There are two things the protesters dont seem to get.Tenure,Teachers unions are a very bad thing.They dont see that they themselfs are driving college prices up.

They protest that teachers and college professors need to be paid more.That they should not be judged on merit but on tenure.They protest that unions are a good thing and that They are there to protect the teachers.They fail to see that both tenure and unions some of things they protest for,are the very resons why college cost are soaring and in turn they are paying more each year.Never mind the fact they could get the same degree at another college for half the price yet that is not where daddy or uncle timmy went is it???
 

Pilgrim

Veteran Expediter
Retired Expediter
This social upheaval being created by the late 20 - early 30-something generation shouldn't be any big surprise. After all, a great percentage of them were raised by Baby Boomers who wanted them to have the best of everything without having to wait for it or work for it. These are kids who were treated to a week in Cancun or Aruba for spring break, a chalet in the mountains for the night of their Senior Prom - stretch limo included of course, a new car for their 16th birthday (not just any old car, but a Beemer, Land Rover, etc.). Of course they're outraged when an executive position with six-figure income isn't waiting for them the day they're done with college. And having to pay back those student loans - really :eek: !? And what about health insurance - it costs how much?? Wasn't Obama supposed to give them that?

But these people only make up a segment of the groups that are occupying the streets and parks of NYC, Washington DC, and other places. There are older ones who think that health care and housing are basic rights to be provided by the govt. It's too bad they haven't taken the time to formulate a lists of problems that need to be addressed and then direct their efforts toward the people and institutions who can do something about it. Congress might be a good place to start since specific individuals can be identified as having influence in such areas as energy and finance. Maybe then they could offer some suggestions for corrective action instead of these insipid slogans like "Tax the Rich" and "Capitalism Sux".
 

greg334

Veteran Expediter
I like Mark Steyn but you know our 1950 moment was lost in 1968, not today.
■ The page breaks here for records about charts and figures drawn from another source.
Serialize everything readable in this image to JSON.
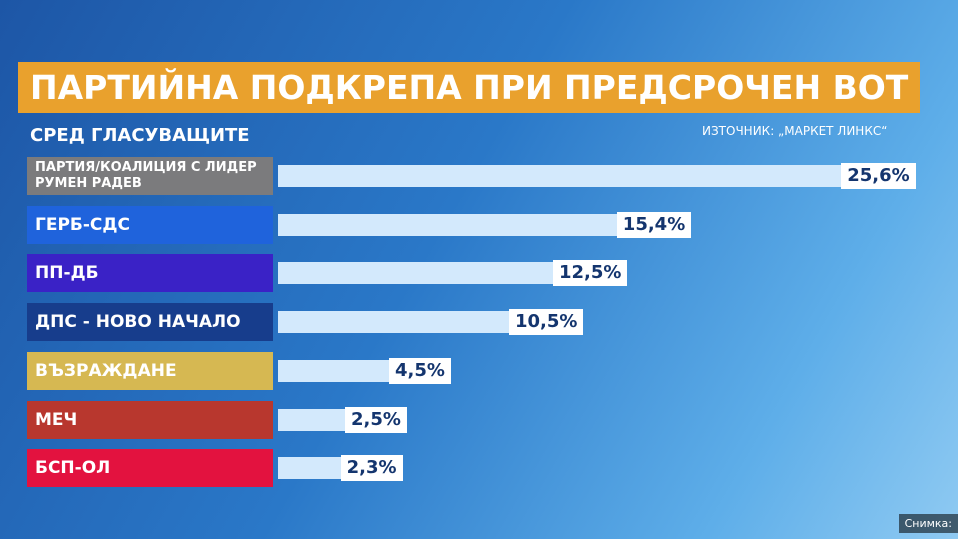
{
  "chart_data": {
    "type": "bar",
    "orientation": "horizontal",
    "title": "ПАРТИЙНА ПОДКРЕПА ПРИ ПРЕДСРОЧЕН ВОТ",
    "subtitle": "СРЕД ГЛАСУВАЩИТЕ",
    "source": "ИЗТОЧНИК: „МАРКЕТ ЛИНКС“",
    "photo_credit": "Снимка:",
    "categories": [
      "ПАРТИЯ/КОАЛИЦИЯ С ЛИДЕР РУМЕН РАДЕВ",
      "ГЕРБ-СДС",
      "ПП-ДБ",
      "ДПС - НОВО НАЧАЛО",
      "ВЪЗРАЖДАНЕ",
      "МЕЧ",
      "БСП-ОЛ"
    ],
    "values": [
      25.6,
      15.4,
      12.5,
      10.5,
      4.5,
      2.5,
      2.3
    ],
    "value_labels": [
      "25,6%",
      "15,4%",
      "12,5%",
      "10,5%",
      "4,5%",
      "2,5%",
      "2,3%"
    ],
    "category_colors": [
      "#7b7b7d",
      "#1f63dc",
      "#3a22c6",
      "#173d8c",
      "#d6b852",
      "#b8372e",
      "#e3123f"
    ],
    "color": "#d3e9fc"
  }
}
He didn't live here when 1968 happened, he wasn't akin to the culture clash of that time, when we were left with a truly divided country.

In 1968, you can the same situation as you have now with social problems, the same type of people are protesting and the same message seems to be presented to the world, nothing has really change.

When Mark and others reach back to the past to say this was our best, they tend to forget what the 70's was like, what the 80s were like and how the 90's shaped our present world. "We would always be so far ahead and so flush with cash that we could do anything and spend anything and we would still be Number One." which isn't all that true, especially given the times in the 50's where jobs were hard to get and in the 70's when people were being laid off and we had runaway inflation.

The problem with college is it is a business and the feds and states both allow them to operate as businesses, not education centers. One mitigating factor involved with high tuition costs is the student loan and the student grants - these two things have unintended impact on tuition, so the solution would be to eliminate them and let competition return back to the system.